Saturday, 17 March 2007

Is the Surge in Baghdad Succeeding?

Is the much-vilified 'troop-surge' in Baghdad working? Some people certainly seem to feel that it is. The drop in sectarian violence also seems appreciable, as the drop in numbers of bodies being found executed or tortured to death seems to attest. To be sure there has been death and carnage aplenty, but most of it has been outside Baghdad.

In Baghdad itself, there are the usual good news stories which may or may not illustrate some kind of trend, but more to the point is that US and Iraqi government forces seem to have taken over security in Sadr city and its militias have gone to ground. This an interesting article about the reaction of some American soldiers to the poverty of the slums of Sadr city which suffered throughout the 90s from the double affliction of US-sponsored economic sanctions and Saddam-sponsored neglect. Meanwhile efforts are also on in what are often called 'Sunni areas' to win over the populace. Here is an article about the 'surge' plan and the new commander of the American forces in Iraq.

What does all this mean? Are matters turning a corner in Iraq? Or is it that the chaos has simply moved outside Baghdad and will return once the surge is over? Have the militias stepped down permanently or will they return with a vengeance? And is the surge sustainable? Or will the growing clamour by Democrats bring it to an end prematurely? Here is a more pessimistic article that argues that Iraq is suffering from unsustainable mission creep. A counter argument is that the pacification of Baghdad will finally allow the government to start functioning properly, putting into action its plan for economic redevelopment. This will lead to the return of basic social services and the growth of trade which will help defuse many of the social problems Iraqis are facing.

I suppose time will tell.


Thursday, 15 March 2007

The AEI and the Neo-cons!

There's an interesting and insightful piece on Slate about the AEI's latest celebration of neo-conservatism. Its truly perplexing that on the one hand the neo-cons are happy to celebrate the crusades and on the other, attack those who criticise neo-con policies as anti-semitic. The AEI, by the way, stands for the American Enterprise Institute and for more information about it, I suggest you read the article.
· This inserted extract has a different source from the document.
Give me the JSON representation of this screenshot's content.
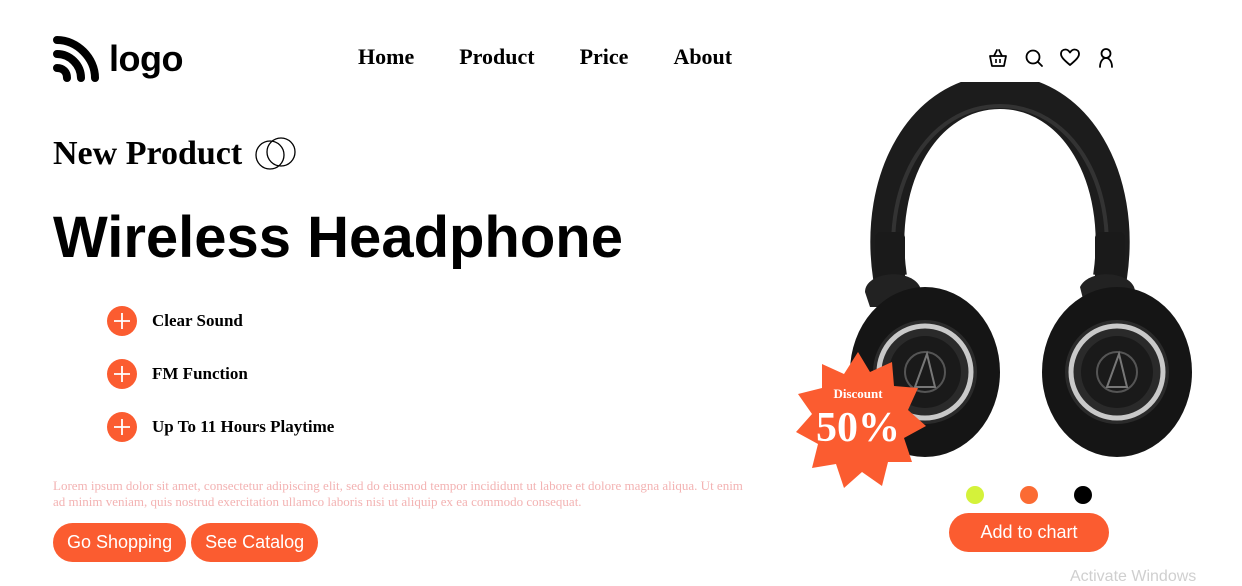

The absurdity of it is simply bizarre.


P.S. Oh and Bernard Lewis was in London recently. My brother was trying to talk me into attending one of his speeches because it was a 'once in a life-time' opportunity! I don't know. I didn't want to throw up in front of all those people...

Tuesday, 6 March 2007

Fisk on those Awful Maps

I always found those maps that carved up areas by race and religion to be somewhat distasteful. It was like saying that this area belongs to people of one race/colour/creed. These maps seem to take on a particularly distasteful aura in the current breathless discussions of the "ages-old seeds of hate" that is the "root" of the current sectarian violence in the Middle East.

I came across an article in the Dawn newspaper which was originally printed in the Independent by Robert Fisk which kind of puts this dismay into words. Sigh.


Sunday, 4 March 2007

Was it Worth It?

First Barack Obama, and now John McCain have been forced to apologise for saying that American lives "were wasted" in the Iraq war. Apparently they were diminishing the achievements of the American soldiers by saying that their deaths (3100 and counting) were a waste.

On the note of the achievements of the war, the UN now says that there are over two million Iraqi refugees who have fled the chaos in the country. On top of that there are an estimated 375,000 internally displaced refugees.

This article chronicles some of the hardships refugees have to face when they leave the country. Many of Iraq's vulnerable minorities are being targeted amidst the sectarian violence. This articles is about the plight of Sabian Mandaeans (monotheistic non-Christian followers of John the Baptist.)

That's a great deal of sacrifice for very little gain. Its tough to say what that is, if not a waste.